El nombre de Jesús (“Salvador”) era un nombre conocido que llevaban muchos en la época antigua, pero entre ellos, por ser la voluntad de Dios, Jesús de Nazaret fue el único en el cual se cumplió la promesa divina. Esta promesa es también el cumplimiento de lo que fue prometido a Israel. La revelación de Dios en Jesucristo es exclusiva y la obra de Dios en Cristo es suficiente porque tal hombre no es un ser distinto de Dios, sino el Hijo Único de Dios, esto es la omnipotencia de Dios, gracia y verdad en persona y el auténtico mediador entre Dios y los hombres.

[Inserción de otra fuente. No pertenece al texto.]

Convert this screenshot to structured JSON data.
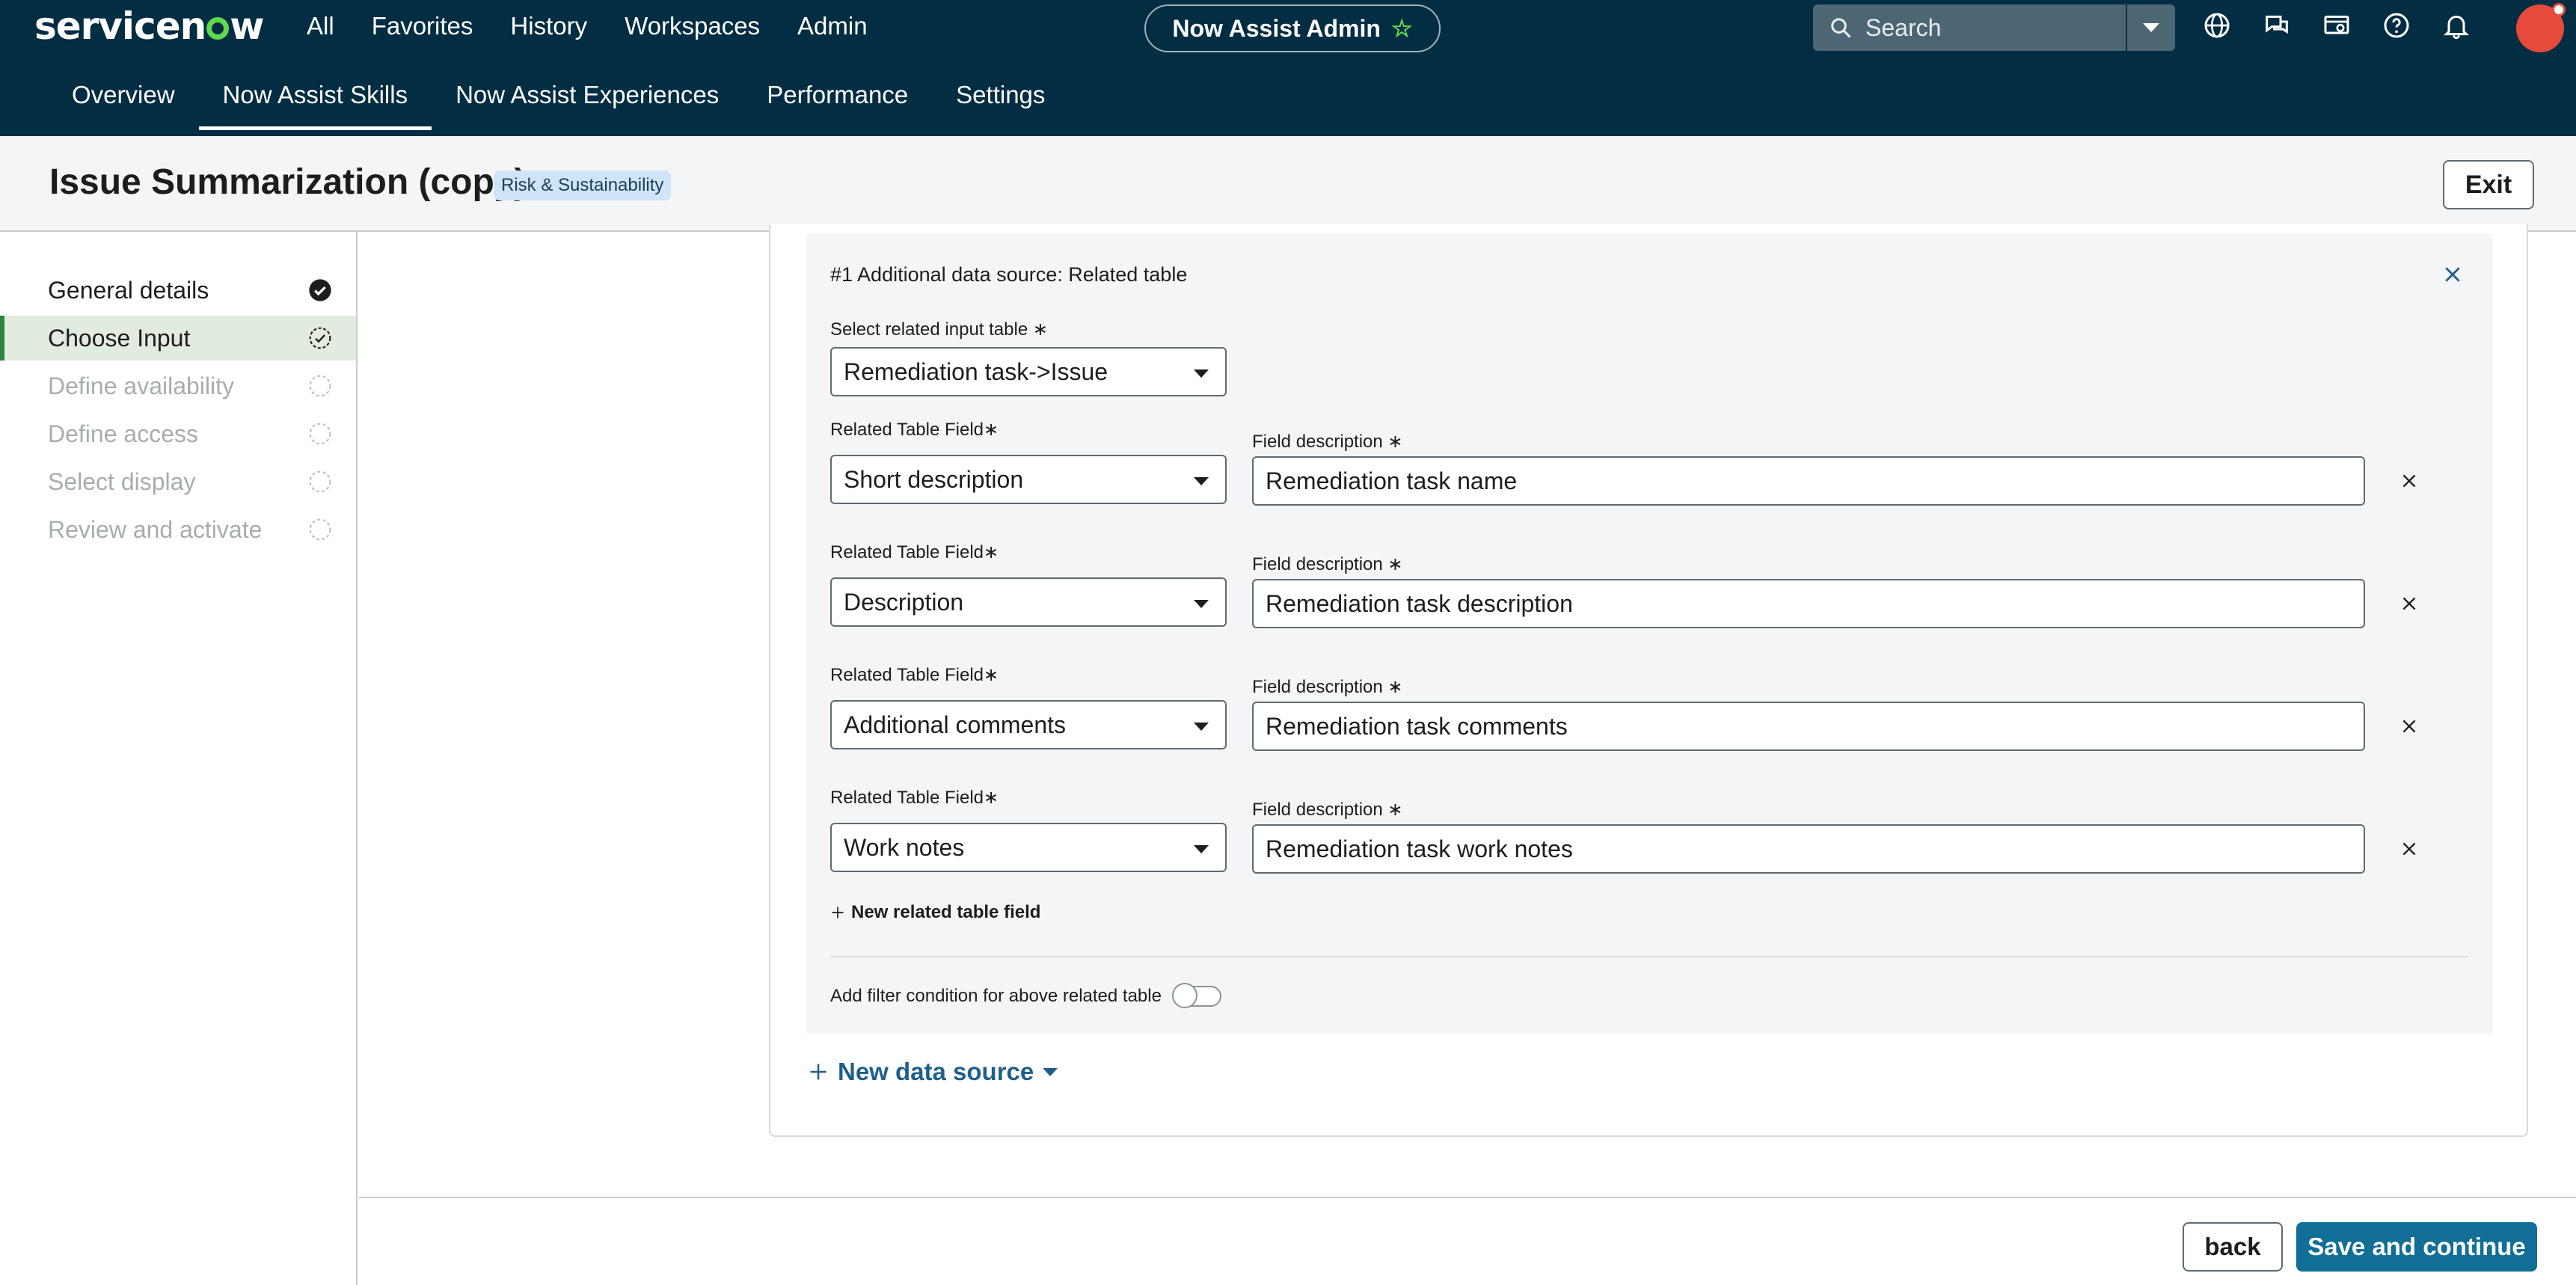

Cuando en la Iglesia se habla de la revelación, no se trata de revelaciones terrenales o místicas sino de la revelación de Dios mismo. Por eso, la realidad de que hablamos, la revelación de Dios en Jesucristo, es exclusiva, amorosa y suficiente, ya que no se trata de una realidad distinta de la de Dios, sino de Dios mismo, del Dios de las alturas, el Creador de los cielos y la tierra, del Todopoderoso.
El Creador, sin como aferrarse a su divinidad, no se convierte en un semidiós, ni en un ángel, sino que se hace muy simple y realmente hombre. Y éste es el significado de la confesión cristiana acerca de Jesucristo, diciendo que él es Hijo Único de Dios. Como Hijo de Dios, es Dios en el sentido que Él se revela por sí mismo. Al ser así, este suceso acontecido en Jesucristo se diferencia verdaderamente como único, exclusivo, y suficiente, se diferencia de todo lo demás. La revelación y la obra de Dios en Jesucristo no es uno de tantos sucesos basados en la voluntad de Dios, sino que es Dios mismo que habla en el mundo de lo creado.

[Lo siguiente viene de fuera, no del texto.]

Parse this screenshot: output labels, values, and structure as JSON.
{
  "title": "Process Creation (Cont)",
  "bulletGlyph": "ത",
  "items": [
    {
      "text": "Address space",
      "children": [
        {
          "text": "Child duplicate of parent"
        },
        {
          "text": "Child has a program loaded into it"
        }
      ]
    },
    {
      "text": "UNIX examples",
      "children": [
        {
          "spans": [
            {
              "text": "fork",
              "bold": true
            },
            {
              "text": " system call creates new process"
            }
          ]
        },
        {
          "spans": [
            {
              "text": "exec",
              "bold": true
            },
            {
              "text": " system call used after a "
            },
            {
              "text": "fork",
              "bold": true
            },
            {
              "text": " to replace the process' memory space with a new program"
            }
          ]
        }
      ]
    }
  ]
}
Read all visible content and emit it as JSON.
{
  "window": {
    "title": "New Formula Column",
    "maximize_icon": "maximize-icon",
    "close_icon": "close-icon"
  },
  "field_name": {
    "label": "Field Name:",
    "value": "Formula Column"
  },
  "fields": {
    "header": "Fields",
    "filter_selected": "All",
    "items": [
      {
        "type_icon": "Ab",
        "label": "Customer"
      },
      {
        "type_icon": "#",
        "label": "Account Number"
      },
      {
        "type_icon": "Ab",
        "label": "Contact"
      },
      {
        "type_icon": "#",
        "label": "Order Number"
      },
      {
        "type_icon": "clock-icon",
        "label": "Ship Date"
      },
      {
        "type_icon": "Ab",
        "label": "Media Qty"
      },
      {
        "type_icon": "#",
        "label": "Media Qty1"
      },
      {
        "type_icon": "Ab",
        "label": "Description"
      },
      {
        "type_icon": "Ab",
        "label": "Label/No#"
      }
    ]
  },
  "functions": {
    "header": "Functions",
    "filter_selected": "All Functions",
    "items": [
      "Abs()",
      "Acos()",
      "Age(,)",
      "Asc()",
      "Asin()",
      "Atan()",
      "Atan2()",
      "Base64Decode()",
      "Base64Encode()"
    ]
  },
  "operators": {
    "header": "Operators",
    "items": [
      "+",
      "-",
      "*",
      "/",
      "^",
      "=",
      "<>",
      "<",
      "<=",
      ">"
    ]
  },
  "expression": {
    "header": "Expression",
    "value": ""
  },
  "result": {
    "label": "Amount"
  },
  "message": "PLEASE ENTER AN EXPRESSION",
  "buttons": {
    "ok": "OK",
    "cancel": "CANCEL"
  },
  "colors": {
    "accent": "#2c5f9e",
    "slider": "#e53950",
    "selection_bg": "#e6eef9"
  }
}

En cuanto a la fe, se trata de que seamos hechos partícipes de la naturaleza divina. La naturaleza divina se ha acercado a nosotros y en la fe somos hechos partícipes de ella en Cristo. Así es Jesucristo el mediador entre Dios y los hombres. Toda nuestra vida debe entenderse de esa verdad. Y es que Dios no quería hacer nada menos en favor nuestro, y algo tan inconmensurable, nos lleva al reconocimiento de cuan profundos son nuestros pecados y nuestras miserias. El mensaje de la Iglesia entera es pronunciado teniendo la mirada en eso tan inconmensurable e insondable que Dios se haya entregado a sí mismo por nosotros. De aquí que en todo discurso verdaderamente cristiano la Iglesia debe creer y confesar, fundamentada en un mensaje basado en Dios mismo, en Cristo. Partiendo de esto surge toda enseñanza, todo consuelo y toda amonestación; consuelo y amonestación que contiene el poder de la obra de Dios, obra que consiste en que El quiere estar por y para nosotros en su Hijo Jesucristo.